There's a good chance they would have had a hard time finding dental care if they had tried -- our own search turned up less than a handful of potential services. There are currently no coordinated, city-wide dental care programs for women and men experiencing homelessness in Toronto. Children, youth, and elders are covered by a patchwork of public programs that leave many falling through the cracks. Adults earning wages that add up to low and middle incomes have no access to public oral health care programs at all. The recent discontinuation of very basic dental care for people who are refugees has made the situation even worse.
Across the province, dentists, health care providers, and public health experts are calling for a unified oral health care program for Ontario. As a physician, I can tell you how much it's needed. The overall health of the people I work with is deeply impacted by their lack of access to dental care.
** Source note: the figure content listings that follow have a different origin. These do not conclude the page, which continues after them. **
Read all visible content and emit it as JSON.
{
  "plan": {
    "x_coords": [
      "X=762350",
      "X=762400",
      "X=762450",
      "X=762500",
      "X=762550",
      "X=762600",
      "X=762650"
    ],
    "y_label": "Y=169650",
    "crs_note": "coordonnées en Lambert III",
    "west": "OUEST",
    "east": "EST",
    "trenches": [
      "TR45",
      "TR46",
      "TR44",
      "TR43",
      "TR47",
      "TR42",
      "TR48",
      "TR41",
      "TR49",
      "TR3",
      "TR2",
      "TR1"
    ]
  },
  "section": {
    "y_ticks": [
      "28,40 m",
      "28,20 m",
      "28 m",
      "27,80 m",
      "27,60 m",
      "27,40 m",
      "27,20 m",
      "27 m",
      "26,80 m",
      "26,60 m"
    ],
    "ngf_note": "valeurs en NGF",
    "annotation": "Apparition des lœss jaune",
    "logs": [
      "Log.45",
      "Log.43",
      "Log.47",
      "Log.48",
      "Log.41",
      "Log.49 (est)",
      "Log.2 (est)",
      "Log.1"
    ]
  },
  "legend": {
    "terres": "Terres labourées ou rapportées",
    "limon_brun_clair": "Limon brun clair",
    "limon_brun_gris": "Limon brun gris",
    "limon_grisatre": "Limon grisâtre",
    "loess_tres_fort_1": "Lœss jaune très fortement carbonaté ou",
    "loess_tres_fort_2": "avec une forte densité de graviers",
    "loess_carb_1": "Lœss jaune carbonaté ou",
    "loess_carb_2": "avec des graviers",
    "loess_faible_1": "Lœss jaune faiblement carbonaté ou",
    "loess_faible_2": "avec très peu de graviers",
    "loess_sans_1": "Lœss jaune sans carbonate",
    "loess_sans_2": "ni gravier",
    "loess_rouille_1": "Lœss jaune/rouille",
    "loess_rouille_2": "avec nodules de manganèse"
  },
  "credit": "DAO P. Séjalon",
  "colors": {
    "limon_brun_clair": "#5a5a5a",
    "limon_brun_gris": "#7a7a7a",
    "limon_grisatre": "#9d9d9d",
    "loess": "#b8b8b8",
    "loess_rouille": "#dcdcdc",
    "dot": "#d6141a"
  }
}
The current situation in which we provide health insurance to cover the treatment of every part of a person except his or her teeth makes little sense, and leaves thousands of people to suffer from chronic pain and tooth loss. Would we tolerate a system in which we didn't cover the treatment of eye diseases, and allowed people who didn't have the means to pay for their own care to go blind?
A program that reaches people who are homeless should be community-based and simple to access. People should be able to receive easy referrals to free dental programs from homeless shelters, meal programs, health providers, community agencies, grassroots groups, peers, or by calling 311. The same should be true for everyone. Right now, there is no single route to accessing the few public dental care programs that are available.
It's time to address the very real pain, distress, and long-term health consequences caused by the fact that many in Ontario are simply not able to go to the dentist. The data on the oral health of people living in homeless shelters in Toronto simply adds to the already compelling body of evidence suggesting that oral health care for all should be part of Ontario's Poverty Reduction Strategy, and a permanent component of our universal health care system.